@Bob_Carpenter, @wds15, I wonder under current map_rect design what’s the best way to define multiple MPI communicators. For example in a population model, for each individual how to allocate a dedicated communicator.
What do you mean? What are communicators?
An MPI Communicator defines a communication arena in which different computing nodes can pass information (roughly speaking). What I’m asking is essentially the first step of how to achieve inter-communication.
Not sure if I get where you are coming from nor where you are heading… for a hierarchical model with J subjects, we ask the user to structure the data such that the first dimension of the arrays runs from 1…J - this codes what is considered as a unit. The those J units are dispatched onto the M nodes (including the root) in equal work junks of size J/M. That’s it. So all what we do we with MPI is broadcasts/scatters/gathers command with the root node as the source of work and sink for the results.
Not sure if that answered your question though.
With J subjects in a hierarchical model, suppose in addition to the M nodes, one has another J*N nodes and he wants to use N nodes for each of the J subjects. That means there are 1 + J communicators in the run, 1 for the M subjects, another J for each subject. How to, or is it possible, to achieve that using map_rect
?
So you mean more than 1 MPI node per subject? No that is not possible at the moment.
… what I have planned to do is to combine MPI with threading. So say we have M MPI nodes and the chunk-size J/M = C. Then on a given node the C units can be processed using threading. This should give major speedups as we limit the use of MPI and combine it with threading.

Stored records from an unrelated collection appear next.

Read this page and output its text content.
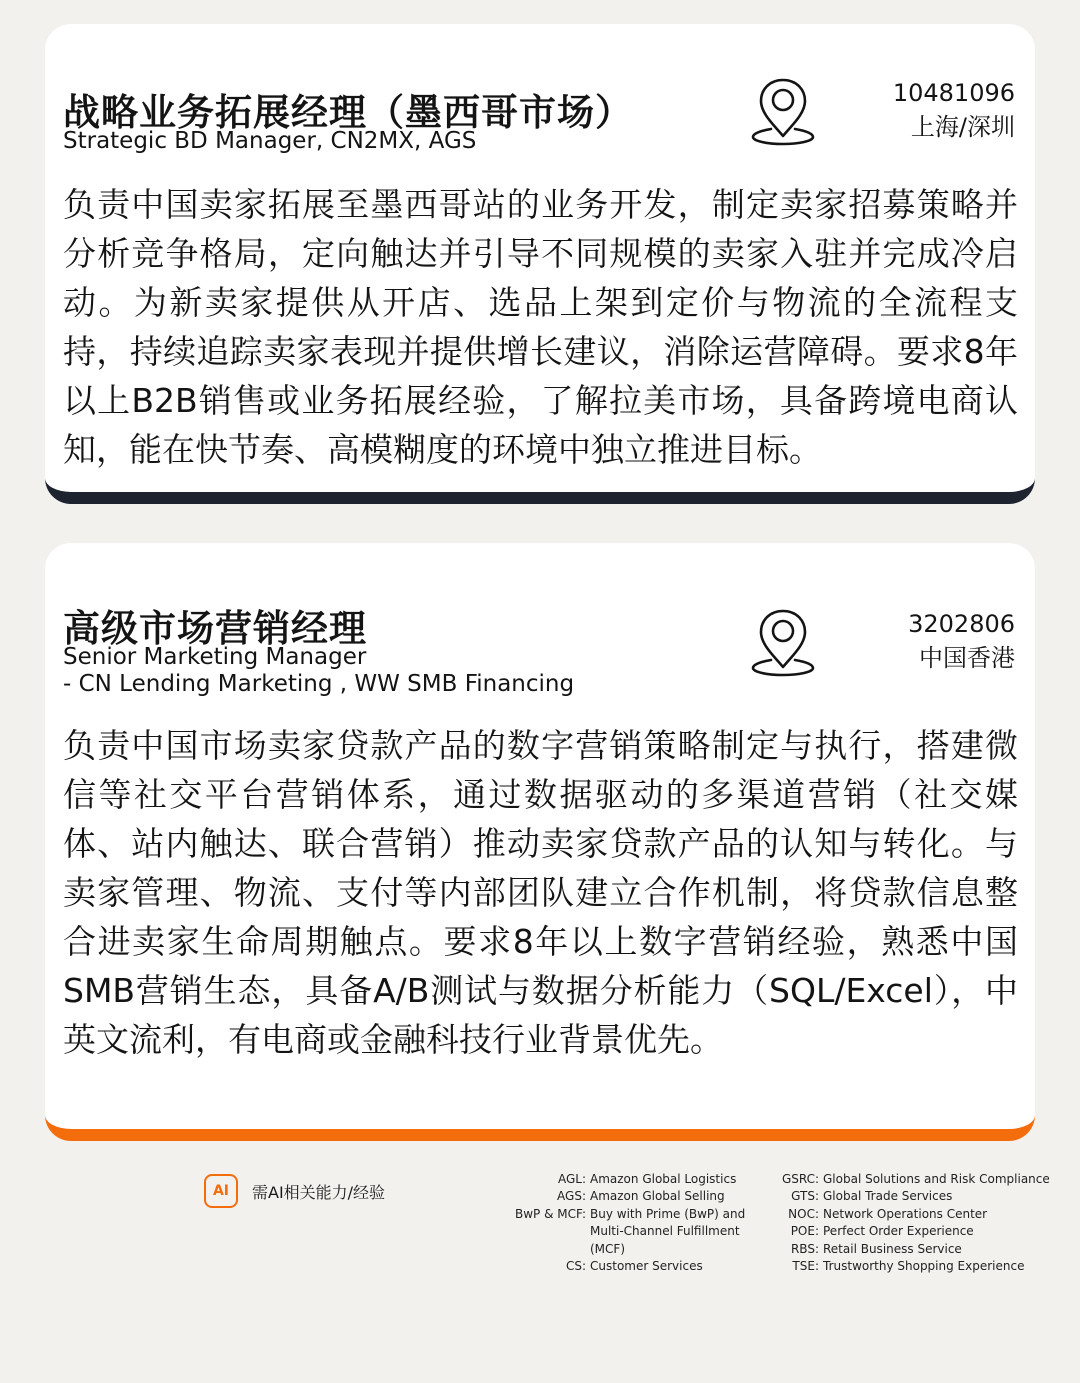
战略业务拓展经理（墨西哥市场）
Strategic BD Manager, CN2MX, AGS
10481096
上海/深圳

负责中国卖家拓展至墨西哥站的业务开发，制定卖家招募策略并分析竞争格局，定向触达并引导不同规模的卖家入驻并完成冷启动。为新卖家提供从开店、选品上架到定价与物流的全流程支持，持续追踪卖家表现并提供增长建议，消除运营障碍。要求8年以上B2B销售或业务拓展经验，了解拉美市场，具备跨境电商认知，能在快节奏、高模糊度的环境中独立推进目标。

高级市场营销经理
Senior Marketing Manager
- CN Lending Marketing , WW SMB Financing
3202806
中国香港

负责中国市场卖家贷款产品的数字营销策略制定与执行，搭建微信等社交平台营销体系，通过数据驱动的多渠道营销（社交媒体、站内触达、联合营销）推动卖家贷款产品的认知与转化。与卖家管理、物流、支付等内部团队建立合作机制，将贷款信息整合进卖家生命周期触点。要求8年以上数字营销经验，熟悉中国SMB营销生态，具备A/B测试与数据分析能力（SQL/Excel），中英文流利，有电商或金融科技行业背景优先。

AI	需AI相关能力/经验
AGL: Amazon Global Logistics
AGS: Amazon Global Selling
BwP & MCF: Buy with Prime (BwP) and Multi-Channel Fulfillment (MCF)
CS: Customer Services
GSRC: Global Solutions and Risk Compliance
GTS: Global Trade Services
NOC: Network Operations Center
POE: Perfect Order Experience
RBS: Retail Business Service
TSE: Trustworthy Shopping Experience
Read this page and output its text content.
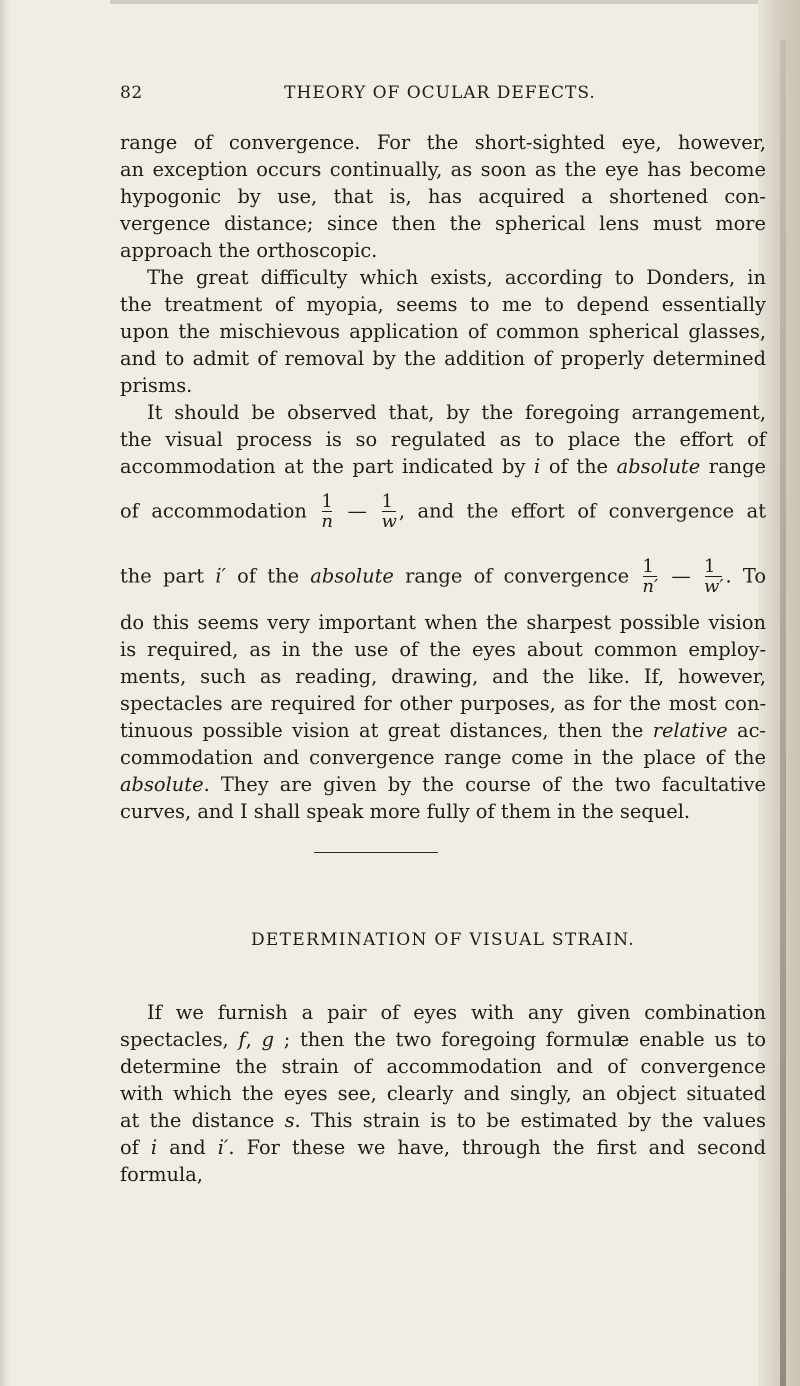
82	THEORY OF OCULAR DEFECTS.
range of convergence. For the short-sighted eye, however,
an exception occurs continually, as soon as the eye has become
hypogonic by use, that is, has acquired a shortened con-
vergence distance; since then the spherical lens must more
approach the orthoscopic.
The great difficulty which exists, according to Donders, in
the treatment of myopia, seems to me to depend essentially
upon the mischievous application of common spherical glasses,
and to admit of removal by the addition of properly determined
prisms.
It should be observed that, by the foregoing arrangement,
the visual process is so regulated as to place the effort of
accommodation at the part indicated by i of the absolute range
of accommodation $\frac{1}{n}$ — $\frac{1}{w}$ , and the effort of convergence at
the part i′ of the absolute range of convergence $\frac{1}{n'}$ — $\frac{1}{w'}$ . To
do this seems very important when the sharpest possible vision
is required, as in the use of the eyes about common employ-
ments, such as reading, drawing, and the like. If, however,
spectacles are required for other purposes, as for the most con-
tinuous possible vision at great distances, then the relative ac-
commodation and convergence range come in the place of the
absolute. They are given by the course of the two facultative
curves, and I shall speak more fully of them in the sequel.
DETERMINATION OF VISUAL STRAIN.
If we furnish a pair of eyes with any given combination
spectacles, f, g ; then the two foregoing formulæ enable us to
determine the strain of accommodation and of convergence
with which the eyes see, clearly and singly, an object situated
at the distance s. This strain is to be estimated by the values
of i and i′. For these we have, through the first and second
formula,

I am not sure what applications need more than 1 core for a given subject. In the current design using more than 1 CPU per subject through MPI is probably best done through threading which should anyway be more efficient?
Yes, that’s what I’m asking about.
Many things, including any large-scale linear algebra.
I understand MPI+threading has been a popular setup, but with MPI-3 this won’t be necessary, as MPI-3 already supports SMP with shared memory.
Getting MPI into Stan will be such a relief…what you target sounds like the next gen barrier.
Maybe… but MPI is a huge pain to program while using threading via C++11 facilities is far easier. OK, this argument does not apply (that much) to off-the-shelve libraries which are already written.
So I guess map_rect
uses a single MPI_COMM_WORLD
. Is that correct?
Probably yes… I work with boost::mpi to escape from this MPI low-level stuff as much as I can (such that I am not 100% familiar with all the low-level things).
No problem. Thanks.
I think we may want to document MPI communication info(if not yet), as well as printing out debug information such as communicator name, size, time, etc.